In one of his shows, stand-up comic Munawar Faruqui cracks a dark joke about his native Gujarat state and the deadly religious riots of 2002.
"Junagadh is a very lazy city. People go for siestas, shops shut, nothing happens," Faruqui says of his hometown, a former princely state.
The comic, who is Muslim, says when he was a boy he was stuck at home for 12 days during a curfew in his mixed neighbourhood. A Hindu friend of his mother's was their only occasional company.
"We were eight kids in the house. I was happy because I didn't have to go to school. The electricity used to go, the phones went dead, the elders in the house were anxious about their safety. But when the riots ended, [we found] nobody died in Junagadh.
"You know why? People were too lazy to even riot."
The same couldn't be said of other parts of the state. More than 1,000 people, most of them Muslims, were killed when riots erupted after a train fire killed 60 Hindu pilgrims.

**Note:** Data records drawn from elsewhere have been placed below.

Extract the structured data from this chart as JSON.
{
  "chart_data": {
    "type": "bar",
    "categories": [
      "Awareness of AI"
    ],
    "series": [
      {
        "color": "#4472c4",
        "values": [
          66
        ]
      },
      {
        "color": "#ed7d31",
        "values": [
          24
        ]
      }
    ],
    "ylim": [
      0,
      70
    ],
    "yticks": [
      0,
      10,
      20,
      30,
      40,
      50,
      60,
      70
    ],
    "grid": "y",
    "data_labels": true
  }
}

Faruqui, now 30, is part of India's evolving youthful and lively comedy scene. It's still rough around the edges and sometimes callow, but it bristles with energy and ambition and is unafraid to pull its punches. More importantly, it has begun to draw an audience who are willing to pay for an evening of jokes even from a relative newcomer like Faruqui. The problem is that not everybody appreciates a joke in India.